2. Open it and create a new data source, choose Microsoft Access driver.
3. In the driver dialog name the source then use the Database select dialog to select it.
Now, in FileMaker choose File Open:ODBC source then ...
1. Select the data source you create above.
2. Enter username and password for Windows account.
3. Write SQL (for an entire table just do "select * from table_name"). Yes, that's not very user friendly. FileMaker is not the program it once was.
4. FMPro imports the Access data. In my experiment everything came in as text, except a boolean that was translated to a number. Dates in Access were imported as text. The latter didn't impress me.
Wouldn't it be nice if FMPro could just import from the file directly?

Hacking Aperture

How to make Aperture run on unsupported platforms. You may regret it.

macosxhints - Run Aperture on a 12" PowerBook

or
1. Use a package opener to bypass installer.
2. Open the .app package once you have it installed, and get to the Info.plist and open it.

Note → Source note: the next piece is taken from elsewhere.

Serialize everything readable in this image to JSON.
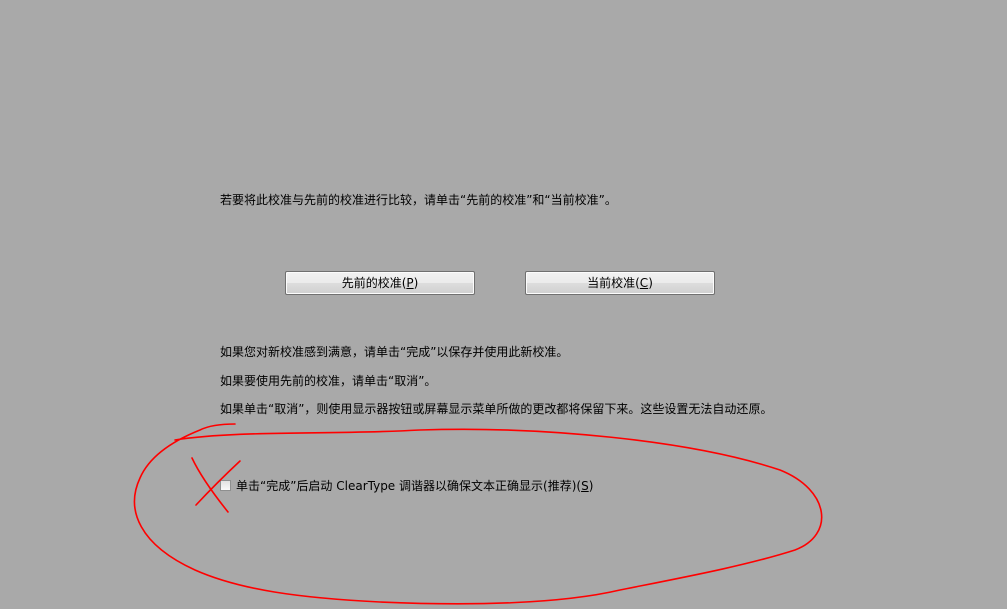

Apple stores the minimum requirements there. Like RAM for example, change 1000 to 1 or whatever you want less than what you have.
or
http://macslash.org/article.pl?sid=05/12/12/1542247
or
http://dsiska.wz.cz/blog/?postid=37

Reasons to install Google Desktop and thus Google Desktop search ...

Yahoo Desktop Search, when it doesn't crash and burn, is still the best full text indexing and search tool for XP (I so wish Microsoft hadn't bought and killed "Lookout for Outlook". Google Desktop, and thus Googe Desktop Search, however, is getting very, very interesting. The Plug-In modules are getting clever enough that they significantly increase the value of the product. Consider this one ...
Google Desktop Plug-in: HDDlife plug-in for Google Desktop

Worried about a hard drive failure? Get HDDlife - a real-time hard drive monitoring utility with malfunction protection and data loss prevention features. This hard drive inspector is an advanced proactive hard drive failure detection system that manages all of your hard drive risks. HDDlife runs in the background constantly monitoring your disks. It alerts you about possible hard disk problems before they happen and displays a disk health indicator in the Google Desktop Sidebar.